Police authorities say that the car of second-grade teacher Terrilynn Monette, who disappeared March 2 after a night out celebrating her Teacher of the Year nomination, was pulled from a New Orleans bayou on Saturday and that a decomposed body was inside, the Associated Press reports.
Police couldn't immediately say whether the body was that of Monette, who would have had to cross the waterway to get home.
Monette was a Long Beach, Calif., native who moved to Louisiana to teach. Her family has been flying back and forth from California to look for her. They attended a prayer vigil Friday and appealed for FBI intervention, accusing the New Orleans Police Department of mishandling the case. The department has denied the accusations.
Monette's mother, Toni Enclade, was among the family members who came to the scene Saturday.
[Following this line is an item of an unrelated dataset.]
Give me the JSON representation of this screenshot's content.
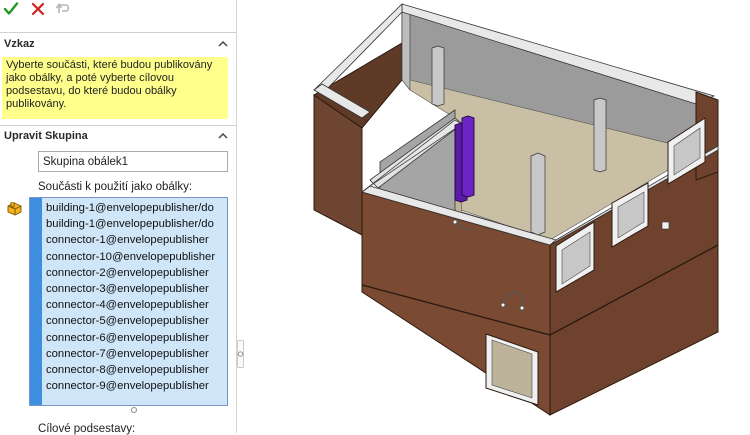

"I don't understand why it took them so long to find her car," Enclade told The Times-Picayune. "This is supposedly one of the first places they would have checked. I'm just overwhelmed. It doesn't make sense."
Louisiana state Rep. Austin Badon helped spearhead the search. He said he and a volunteer diver resurveyed the waterway and found the car.
"We decided to sonar this area again, and more heavily, and it got a hit," Badon told The Associated Press.
A diver got into the water and found the car, which was covered with a film when it was pulled out. Badon described the body as "heavily decomposed."